Les motifs sous-jacents de leurs démarches sont hybrides, ils surviennent d'une combinaison de facteurs objectifs liés à leur environnement culturel et matériel.
Religioscope - Comment le voile intégral apparaît-il dans l'espace français? Empiriquement, l'impression est qu'il n'y avait guère de voiles intégraux dans les années 1970, en France. L'apparition du voile intégral est-elle directement liée à l'apparition de pr&eaceacute;dicateurs et de groupes salafistes? A quel moment commence-t-on à voir le voile intégral se répandre en France?
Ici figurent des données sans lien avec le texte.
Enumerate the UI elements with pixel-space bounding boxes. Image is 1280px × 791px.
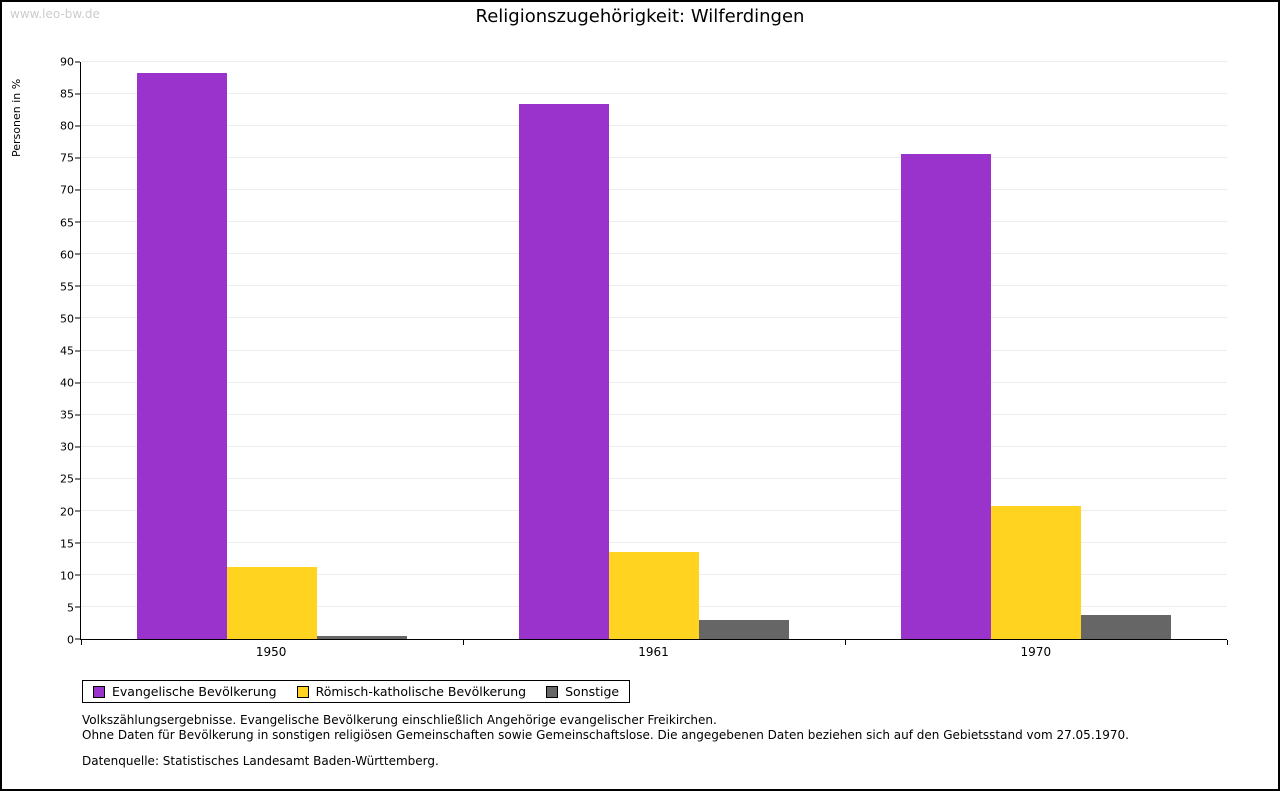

Maryam Borghée - Il y une vingtaine d'année, c'est avec l'implantation du mouvement Tablîgh, qu'une dizaine de niqâb sont apparus en banlieue. Aussi le développement du salafisme exerce une influence diffuse mais décisive sur la teneur des pratiques religieuses. En termes de reconstructions dynamiques et de subjectivation, il s'agit de "nouveaux mouvements religieux", bien que leurs fondements dogmatiques et rituels s'inscrivent dans une tradition historique séculaire. D'ailleurs, une niqabiste sur deux n'a pas d'appartenance idéologique précise et fréquente ces cercles en dilettante. Le phénomène d'une religiosité composite aux accents autonomes est une des caractéristiques typiques des modernités.
Religioscope - Les témoignages des femmes que vous avez interrogées manifestent le désir d'un islam posé dans un cadre clair et l'expression d'une islamité totale à travers le port du niqâb, mais le lecteur est parfois tenté, en lisant les propos que vous avez cités, de se dire qu'il y a une part de "romantisme du niqâb".
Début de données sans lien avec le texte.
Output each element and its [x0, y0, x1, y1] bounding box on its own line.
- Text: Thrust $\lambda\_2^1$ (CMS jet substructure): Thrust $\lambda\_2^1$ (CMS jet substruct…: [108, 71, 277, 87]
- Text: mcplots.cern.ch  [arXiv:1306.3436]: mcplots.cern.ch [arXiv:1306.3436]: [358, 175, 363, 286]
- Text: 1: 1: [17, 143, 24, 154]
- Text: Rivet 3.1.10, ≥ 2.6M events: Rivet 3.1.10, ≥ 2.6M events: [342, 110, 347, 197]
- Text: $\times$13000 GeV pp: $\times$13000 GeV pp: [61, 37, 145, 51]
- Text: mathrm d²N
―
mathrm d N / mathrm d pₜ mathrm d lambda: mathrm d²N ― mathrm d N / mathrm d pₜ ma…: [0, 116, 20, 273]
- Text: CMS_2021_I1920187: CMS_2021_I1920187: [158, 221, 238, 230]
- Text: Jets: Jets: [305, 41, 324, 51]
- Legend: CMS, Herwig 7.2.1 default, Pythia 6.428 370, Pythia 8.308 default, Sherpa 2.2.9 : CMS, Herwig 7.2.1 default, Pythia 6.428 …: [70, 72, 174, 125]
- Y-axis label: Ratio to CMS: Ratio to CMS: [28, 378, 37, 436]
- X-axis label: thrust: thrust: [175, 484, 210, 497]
Maryam Borghée - Parfaitement. Il se dégage une dimension "charnelle" dans leur rapport à ce tissu qu'elles imaginent être la quintessence de la beauté, et surtout le symbole sacré d'une féminité. Généralement, les niqabistes associent leur pratique religieuse à la vie conjugale dont elles attendent absolument tout. La formation d'un couple, l'établissement d'un foyer et la fondation d'une famille. Ces jeunes femmes ont un idéal très travaillé et imagé de la figure masculine, c'est pourquoi qu'il arrive que certaines divorcent jusqu'à trois fois. Le mariage n'est pas l'équivalent de l'union dans la religiosité chrétienne où il est encore une institution.
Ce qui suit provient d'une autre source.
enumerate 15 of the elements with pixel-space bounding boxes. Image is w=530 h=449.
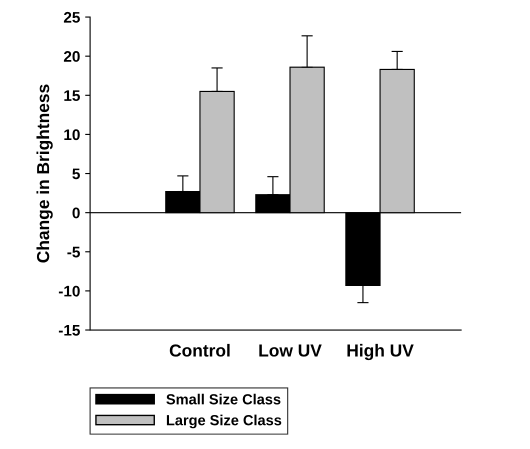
y-tick-label: -5 bbox=[67, 246, 80, 258]
x-tick-label: Low UV bbox=[259, 344, 322, 357]
x-tick-label: Control bbox=[170, 344, 230, 357]
y-tick-label: 25 bbox=[64, 12, 80, 23]
legend-label: Large Size Class bbox=[166, 414, 282, 428]
y-tick-label: 10 bbox=[64, 129, 80, 140]
y-axis-title: Change in Brightness bbox=[36, 84, 53, 263]
y-tick-label: 5 bbox=[72, 168, 80, 180]
y-tick-label: 15 bbox=[64, 90, 80, 101]
y-tick-label: 20 bbox=[64, 51, 80, 62]
y-tick-label: -10 bbox=[58, 286, 80, 297]
legend-label: Small Size Class bbox=[166, 394, 280, 404]
x-tick-label: High UV bbox=[347, 344, 414, 360]
y-tick-label: -15 bbox=[58, 325, 80, 336]
y-tick-label: 0 bbox=[72, 208, 80, 218]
Oui, on peut parler de "romantisme du niqâb", car une de ses fonctions manifestes consiste à plaire en rivalisant ostensiblement sur le plan des vertus. La piété comme arme de séduction au sein d'une interaction codifiée : ces messieurs vont signifier leur sérieux en adoptant un regard chaste, une barbe et un qamis; tandis que ces dames vont littéralement se lover dans une droiture symbolique.
Maryam Borghée, Voile intégral en France – sociologie d’un paradoxe, Paris, Michalon, 2012, 254 p. (préface de Michel Wiewiorka).